TL;DR: The Linux kernel procfs suffers from a historical design that prevents having multiple separate procfs instances inside the same PID namespace. All the mounts are a mirror of the internal one. This blocks developement of Linux containers, sandboxes, and other security related features.

Patch solution: PATCH RFC v3 proc: modernize proc to support multiple private instances


Linux containers and other sandbox mechanisms want to hide processes, files and directories of procfs, other implementations want to restrict some procfs features. To achieve this, some solutions try to mount innaccassible files over important ones, but this process is limited by default, as procfs entries are generally dynamic, it is hard to track all files as new features and their access are being merged. The last blocker is how procfs is handled internally.

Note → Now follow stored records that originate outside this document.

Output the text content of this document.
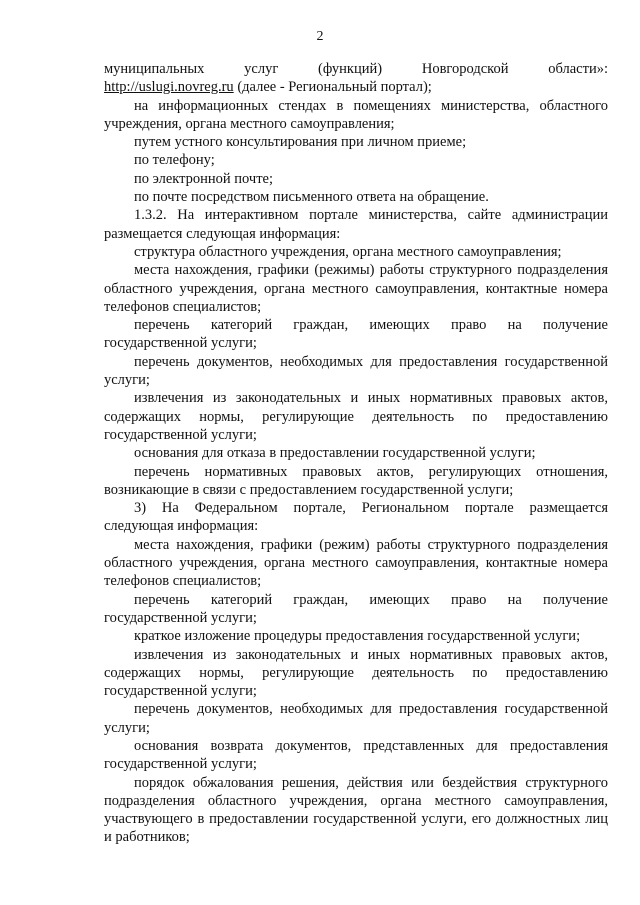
2

муниципальных услуг (функций) Новгородской области»:

http://uslugi.novreg.ru (далее - Региональный портал);

на информационных стендах в помещениях министерства, областного учреждения, органа местного самоуправления;

путем устного консультирования при личном приеме;

по телефону;

по электронной почте;

по почте посредством письменного ответа на обращение.

1.3.2. На интерактивном портале министерства, сайте администрации размещается следующая информация:

структура областного учреждения, органа местного самоуправления;

места нахождения, графики (режимы) работы структурного подразделения областного учреждения, органа местного самоуправления, контактные номера телефонов специалистов;

перечень категорий граждан, имеющих право на получение государственной услуги;

перечень документов, необходимых для предоставления государственной услуги;

извлечения из законодательных и иных нормативных правовых актов, содержащих нормы, регулирующие деятельность по предоставлению государственной услуги;

основания для отказа в предоставлении государственной услуги;

перечень нормативных правовых актов, регулирующих отношения, возникающие в связи с предоставлением государственной услуги;

3) На Федеральном портале, Региональном портале размещается следующая информация:

места нахождения, графики (режим) работы структурного подразделения областного учреждения, органа местного самоуправления, контактные номера телефонов специалистов;

перечень категорий граждан, имеющих право на получение государственной услуги;

краткое изложение процедуры предоставления государственной услуги;

извлечения из законодательных и иных нормативных правовых актов, содержащих нормы, регулирующие деятельность по предоставлению государственной услуги;

перечень документов, необходимых для предоставления государственной услуги;

основания возврата документов, представленных для предоставления государственной услуги;

порядок обжалования решения, действия или бездействия структурного подразделения областного учреждения, органа местного самоуправления, участвующего в предоставлении государственной услуги, его должностных лиц и работников;
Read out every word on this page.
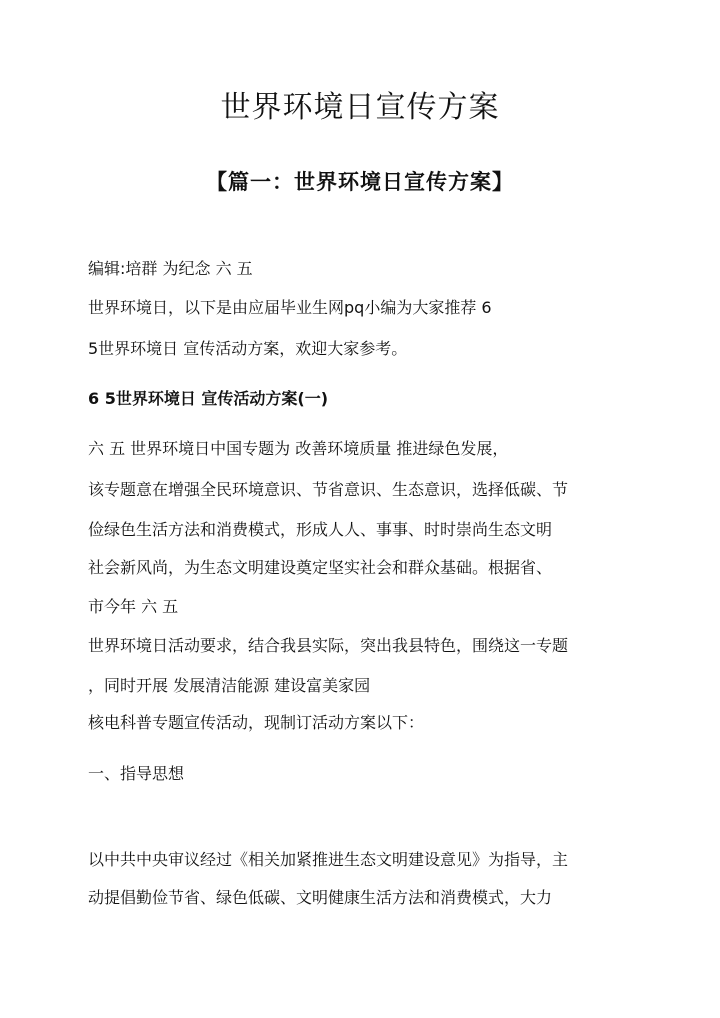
世界环境日宣传方案
【篇一：世界环境日宣传方案】

编辑:培群 为纪念 六 五

世界环境日，以下是由应届毕业生网pq小编为大家推荐 6

5世界环境日 宣传活动方案，欢迎大家参考。

6 5世界环境日 宣传活动方案(一)

六 五 世界环境日中国专题为 改善环境质量 推进绿色发展，

该专题意在增强全民环境意识、节省意识、生态意识，选择低碳、节

俭绿色生活方法和消费模式，形成人人、事事、时时崇尚生态文明

社会新风尚，为生态文明建设奠定坚实社会和群众基础。根据省、

市今年 六 五

世界环境日活动要求，结合我县实际，突出我县特色，围绕这一专题

，同时开展 发展清洁能源 建设富美家园

核电科普专题宣传活动，现制订活动方案以下：

一、指导思想

以中共中央审议经过《相关加紧推进生态文明建设意见》为指导，主

动提倡勤俭节省、绿色低碳、文明健康生活方法和消费模式，大力
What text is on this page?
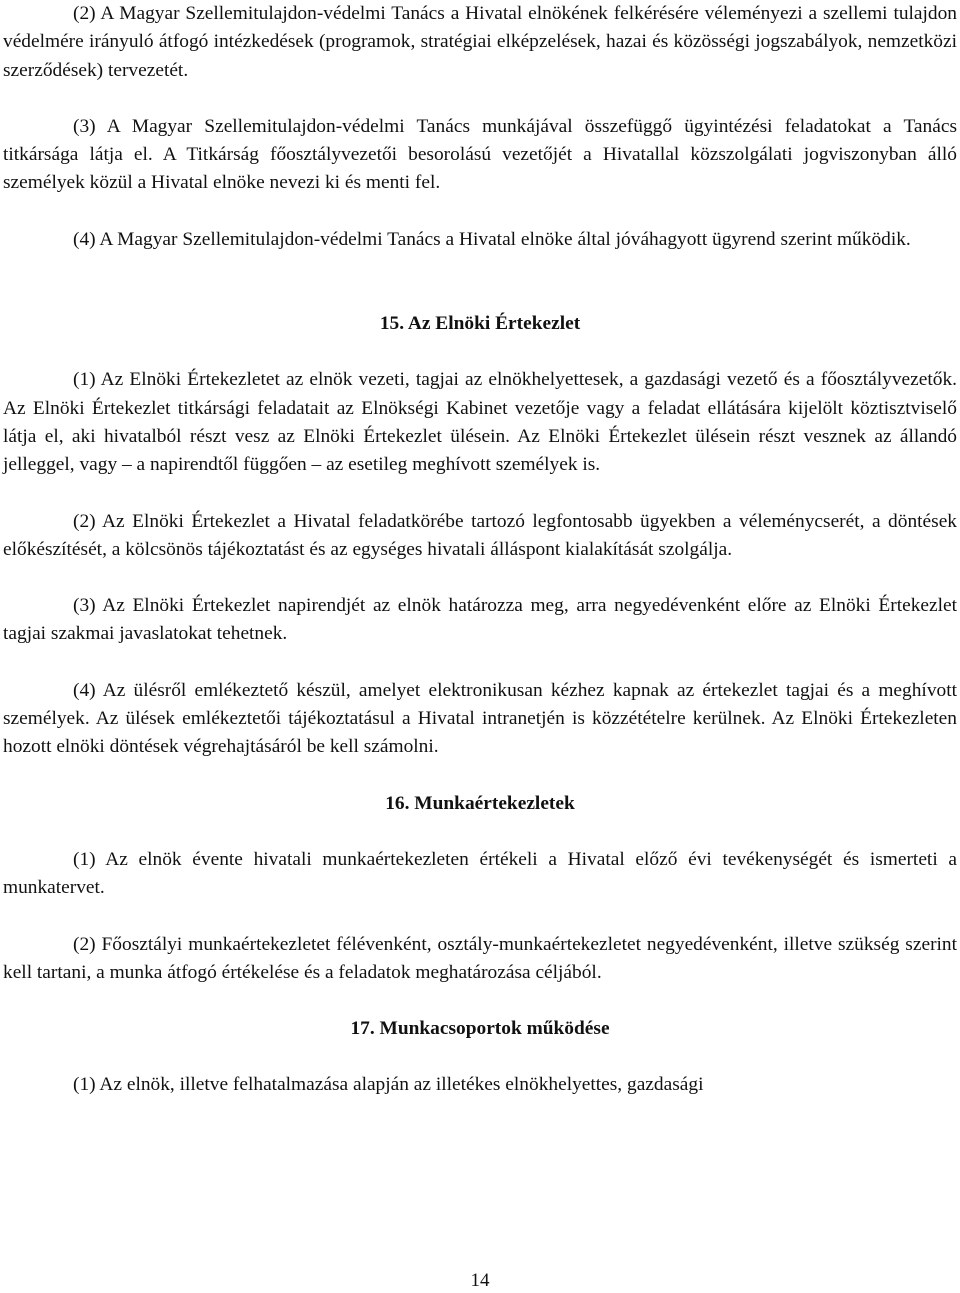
(2) A Magyar Szellemitulajdon-védelmi Tanács a Hivatal elnökének felkérésére véleményezi a szellemi tulajdon védelmére irányuló átfogó intézkedések (programok, stratégiai elképzelések, hazai és közösségi jogszabályok, nemzetközi szerződések) tervezetét.

(3) A Magyar Szellemitulajdon-védelmi Tanács munkájával összefüggő ügyintézési feladatokat a Tanács titkársága látja el. A Titkárság főosztályvezetői besorolású vezetőjét a Hivatallal közszolgálati jogviszonyban álló személyek közül a Hivatal elnöke nevezi ki és menti fel.

(4) A Magyar Szellemitulajdon-védelmi Tanács a Hivatal elnöke által jóváhagyott ügyrend szerint működik.

15. Az Elnöki Értekezlet

(1) Az Elnöki Értekezletet az elnök vezeti, tagjai az elnökhelyettesek, a gazdasági vezető és a főosztályvezetők. Az Elnöki Értekezlet titkársági feladatait az Elnökségi Kabinet vezetője vagy a feladat ellátására kijelölt köztisztviselő látja el, aki hivatalból részt vesz az Elnöki Értekezlet ülésein. Az Elnöki Értekezlet ülésein részt vesznek az állandó jelleggel, vagy – a napirendtől függően – az esetileg meghívott személyek is.

(2) Az Elnöki Értekezlet a Hivatal feladatkörébe tartozó legfontosabb ügyekben a véleménycserét, a döntések előkészítését, a kölcsönös tájékoztatást és az egységes hivatali álláspont kialakítását szolgálja.

(3) Az Elnöki Értekezlet napirendjét az elnök határozza meg, arra negyedévenként előre az Elnöki Értekezlet tagjai szakmai javaslatokat tehetnek.

(4) Az ülésről emlékeztető készül, amelyet elektronikusan kézhez kapnak az értekezlet tagjai és a meghívott személyek. Az ülések emlékeztetői tájékoztatásul a Hivatal intranetjén is közzétételre kerülnek. Az Elnöki Értekezleten hozott elnöki döntések végrehajtásáról be kell számolni.

16. Munkaértekezletek

(1) Az elnök évente hivatali munkaértekezleten értékeli a Hivatal előző évi tevékenységét és ismerteti a munkatervet.

(2) Főosztályi munkaértekezletet félévenként, osztály-munkaértekezletet negyedévenként, illetve szükség szerint kell tartani, a munka átfogó értékelése és a feladatok meghatározása céljából.

17. Munkacsoportok működése

(1) Az elnök, illetve felhatalmazása alapján az illetékes elnökhelyettes, gazdasági

14
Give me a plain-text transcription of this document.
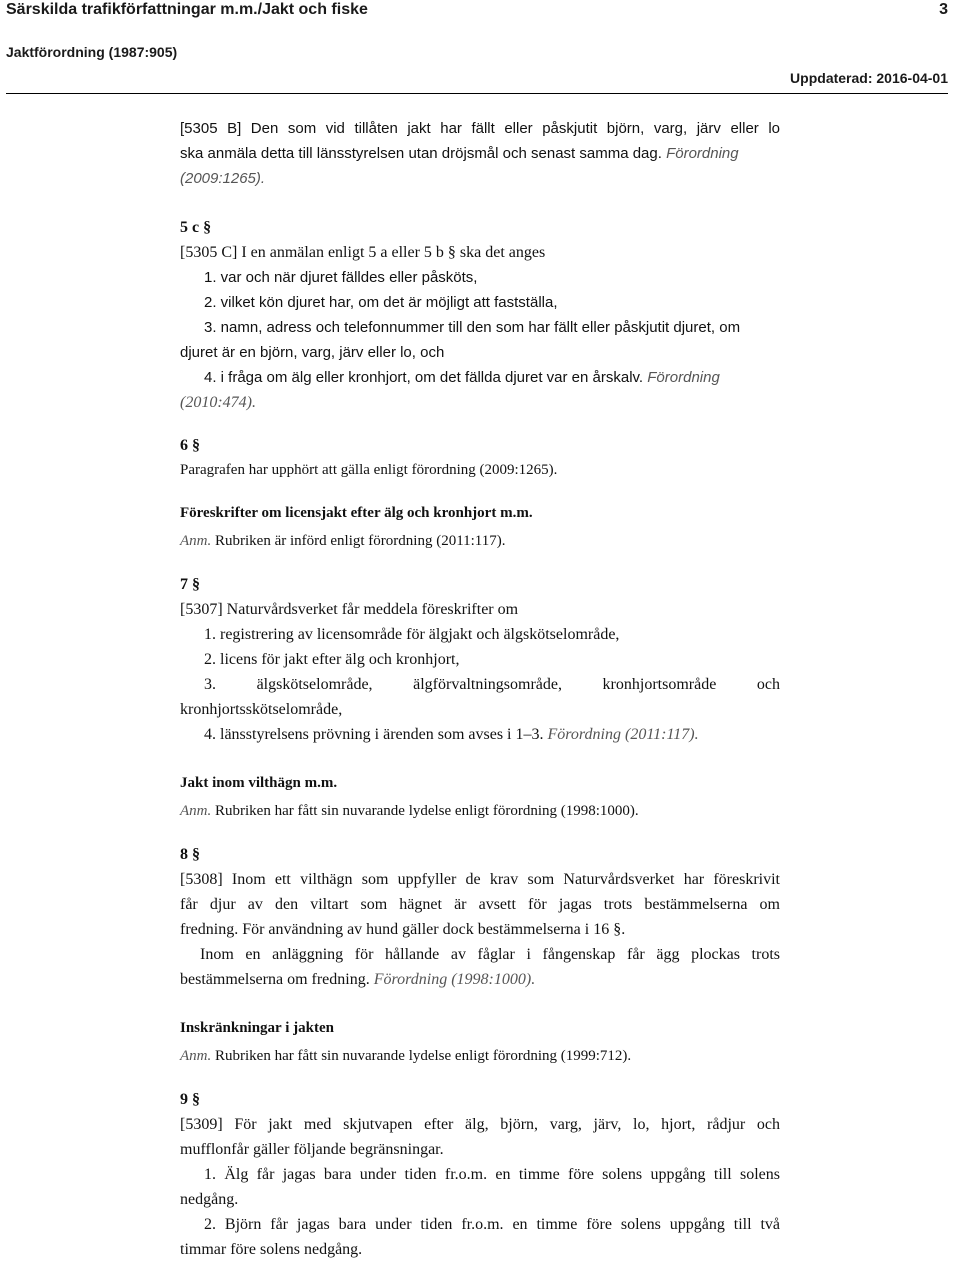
Särskilda trafikförfattningar m.m./Jakt och fiske	3
Jaktförordning (1987:905)
Uppdaterad: 2016-04-01

[5305 B] Den som vid tillåten jakt har fällt eller påskjutit björn, varg, järv eller lo

ska anmäla detta till länsstyrelsen utan dröjsmål och senast samma dag. Förordning

(2009:1265).

5 c §

[5305 C] I en anmälan enligt 5 a eller 5 b § ska det anges

1. var och när djuret fälldes eller påsköts,

2. vilket kön djuret har, om det är möjligt att fastställa,

3. namn, adress och telefonnummer till den som har fällt eller påskjutit djuret, om

djuret är en björn, varg, järv eller lo, och

4. i fråga om älg eller kronhjort, om det fällda djuret var en årskalv. Förordning

(2010:474).

6 §

Paragrafen har upphört att gälla enligt förordning (2009:1265).

Föreskrifter om licensjakt efter älg och kronhjort m.m.

Anm. Rubriken är införd enligt förordning (2011:117).

7 §

[5307] Naturvårdsverket får meddela föreskrifter om

1. registrering av licensområde för älgjakt och älgskötselområde,

2. licens för jakt efter älg och kronhjort,

3. älgskötselområde, älgförvaltningsområde, kronhjortsområde och

kronhjortsskötselområde,

4. länsstyrelsens prövning i ärenden som avses i 1–3. Förordning (2011:117).

Jakt inom vilthägn m.m.

Anm. Rubriken har fått sin nuvarande lydelse enligt förordning (1998:1000).

8 §

[5308] Inom ett vilthägn som uppfyller de krav som Naturvårdsverket har föreskrivit

får djur av den viltart som hägnet är avsett för jagas trots bestämmelserna om

fredning. För användning av hund gäller dock bestämmelserna i 16 §.

Inom en anläggning för hållande av fåglar i fångenskap får ägg plockas trots

bestämmelserna om fredning. Förordning (1998:1000).

Inskränkningar i jakten

Anm. Rubriken har fått sin nuvarande lydelse enligt förordning (1999:712).

9 §

[5309] För jakt med skjutvapen efter älg, björn, varg, järv, lo, hjort, rådjur och

mufflonfår gäller följande begränsningar.

1. Älg får jagas bara under tiden fr.o.m. en timme före solens uppgång till solens

nedgång.

2. Björn får jagas bara under tiden fr.o.m. en timme före solens uppgång till två

timmar före solens nedgång.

Historically, Linux procfs was always tied to pid namespaces, during pid namespace creation we internally create a procfs mount for it. However, this has the effect that all new procfs mounts are just a mirror of the internal one, any change, any mount option update, any new future introduction will propagate to all other procfs mounts that are in the same pid namespace, which may disable any security mount related option.

For a detailed description please see: PATCH RFC v3 proc: modernize proc to support multiple private instances


I have been working on a patchset to improve Linux procfs internal implementation, so we can have private procfs instances per the same PID namespace. This will improve Linux containers security in general, as it allows to clean proc internals, and allow to support better mount options like hidepid and new ones.


As of April 2020 Work has been merged and now procfs supports: Per procfs instance mount options: hidepid and subset

Thanks to Alexey Gladkov and other kernel developers for keeping up the work, it took +3 years to merge the patches and have a modern proc filesystem.